Stéphanie Maltais8 septembre 20111 min

Alors que les frais de scolarité augmenteront de 1625$ d’ici cinq ans de 75 %, les universitaires terminent leur baccalauréat plus endettés que jamais, a dénoncé la Fédération étudiante universitaire du Québec (FEUQ) par une vaste étude publiée plus tôt cette semaine..Selon la FEUQ, plus des deux tiers des étudiants finissants au premier cycle universitaire contractent une dette moyenne de 13 967 $. Le quart de tous les étudiants termineraient même leurs études avec une dette de plus de 20 000 $. Fait alarmant, le programme d’Aide financière étudiante (AFE) ne suffit plus; la moitié des universitaires emprunterait dans les institutions bancaires ou auprès de leurs proches.

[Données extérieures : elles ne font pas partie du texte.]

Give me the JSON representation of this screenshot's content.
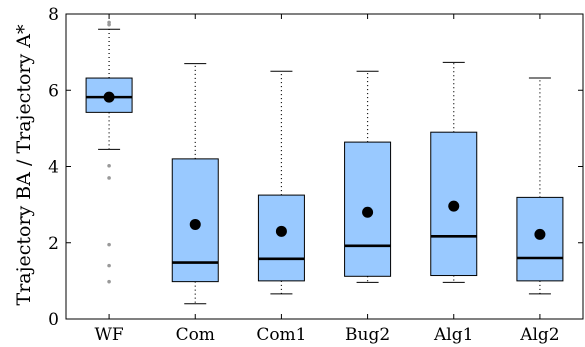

Afin d’enrayer l’endettement étudiant, la FEUQ a fait une dizaine de recommandations. «Nous demandons un meilleur encadrement des institutions financières, une amélioration des prêts et bourses, un gel des frais de scolarité et une AFE bonifiée» annonce la présidente de la FEUQ, Martine Desjardins.

Cette dernière publication de la FEUQ a été réalisée à l’aide de sondages auprès de 12 669 étudiants du premier cycle au cours de l’année 2009. Ces derniers ont répondu à des questionnaires concernant l’endettement et les conditions de vie. L’Université McGill et HEC Montréal ont refusé de participer à l’enquête.

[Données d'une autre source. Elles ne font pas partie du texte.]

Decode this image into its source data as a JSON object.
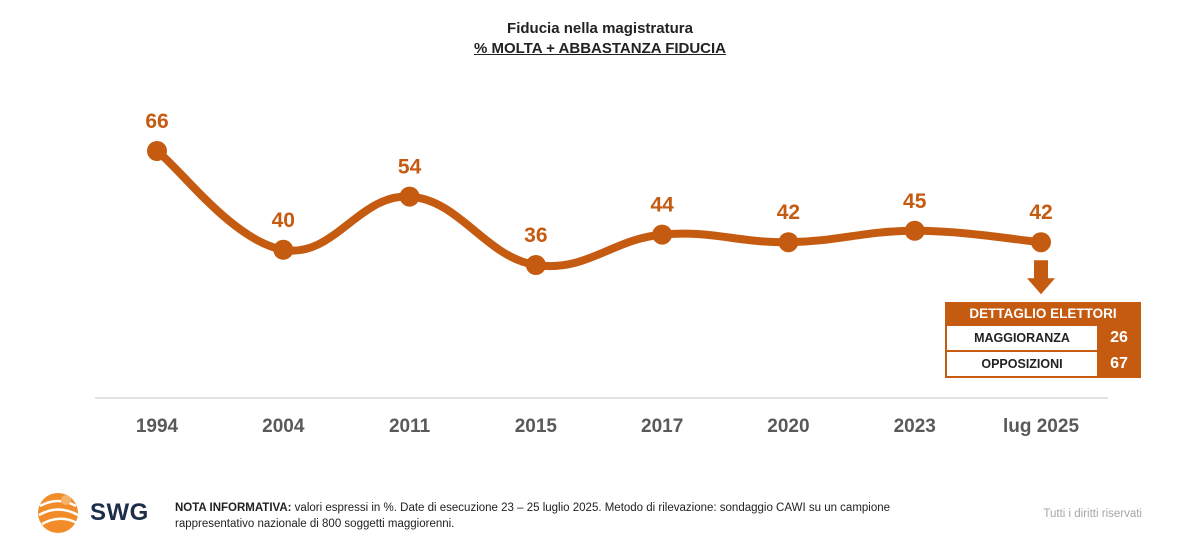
{
  "colors": {
    "accent": "#c55a11",
    "axis_label": "#595959",
    "baseline": "#d9d9d9"
  },
  "chart_data": {
    "type": "line",
    "title": "Fiducia nella magistratura",
    "subtitle": "% MOLTA + ABBASTANZA FIDUCIA",
    "categories": [
      "1994",
      "2004",
      "2011",
      "2015",
      "2017",
      "2020",
      "2023",
      "lug 2025"
    ],
    "values": [
      66,
      40,
      54,
      36,
      44,
      42,
      45,
      42
    ],
    "series": [
      {
        "name": "Fiducia nella magistratura",
        "values": [
          66,
          40,
          54,
          36,
          44,
          42,
          45,
          42
        ]
      }
    ],
    "ylim": [
      0,
      80
    ],
    "xlabel": "",
    "ylabel": "",
    "grid": false,
    "data_labels": true
  },
  "detail": {
    "header": "DETTAGLIO ELETTORI",
    "rows": [
      {
        "label": "MAGGIORANZA",
        "value": "26"
      },
      {
        "label": "OPPOSIZIONI",
        "value": "67"
      }
    ]
  },
  "footer": {
    "logo_text": "SWG",
    "note_label": "NOTA INFORMATIVA:",
    "note_text": " valori espressi in %. Date di esecuzione 23 – 25 luglio 2025. Metodo di rilevazione: sondaggio CAWI su un campione rappresentativo nazionale di 800 soggetti maggiorenni.",
    "rights": "Tutti i diritti riservati"
  }
}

À l’aube d’une manifestation nationale contre la hausse des frais de scolarité, prévue pour le 10 novembre 2011, la FEUQ espère ajouter avec cette récente étude du poids dans l’argumentaire des militants. «La campagne doit d’abord se faire au niveau de l’information auprès des étudiants. Par la suite, on pourra faire des démarches auprès des associations pour les amener à aller dans la rue pour manifester», conclut Martine Desjardins.

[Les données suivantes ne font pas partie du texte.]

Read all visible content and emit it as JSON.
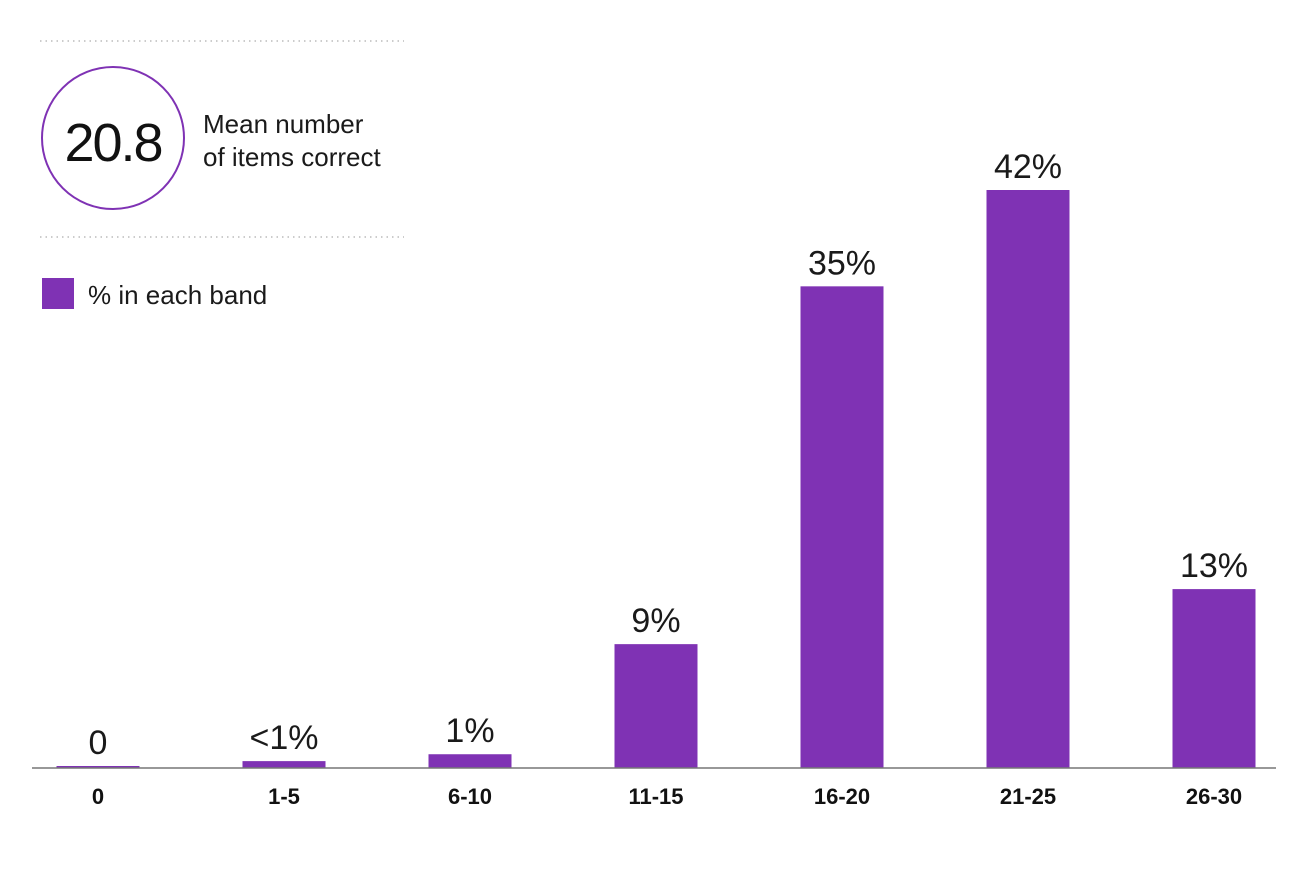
{
  "summary": {
    "mean_value": "20.8",
    "mean_label_line1": "Mean number",
    "mean_label_line2": "of items correct"
  },
  "colors": {
    "bar": "#7f32b4",
    "circle_stroke": "#7f32b4",
    "axis": "#777777",
    "divider": "#bbbbbb"
  },
  "chart_data": {
    "type": "bar",
    "categories": [
      "0",
      "1-5",
      "6-10",
      "11-15",
      "16-20",
      "21-25",
      "26-30"
    ],
    "series": [
      {
        "name": "% in each band",
        "values": [
          0,
          0.5,
          1,
          9,
          35,
          42,
          13
        ],
        "labels": [
          "0",
          "<1%",
          "1%",
          "9%",
          "35%",
          "42%",
          "13%"
        ]
      }
    ],
    "legend": {
      "position": "top-left",
      "entries": [
        "% in each band"
      ]
    },
    "ylim": [
      0,
      42
    ],
    "grid": false,
    "title": "",
    "xlabel": "",
    "ylabel": ""
  }
}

Les députés provinciaux dits précaires par Martine Desjardins, – soit ceux ayant gagné les dernières élections provinciales avec une faible majorité – seront également visités par la FEUQ prochainement. «On va leur donner notre argumentaire pour leur dire que s’ils veulent être réélus aux les prochaines élections, il faudrait peut-être qu’ils changent leur fusil d’épaule», soutient Martine Desjardins.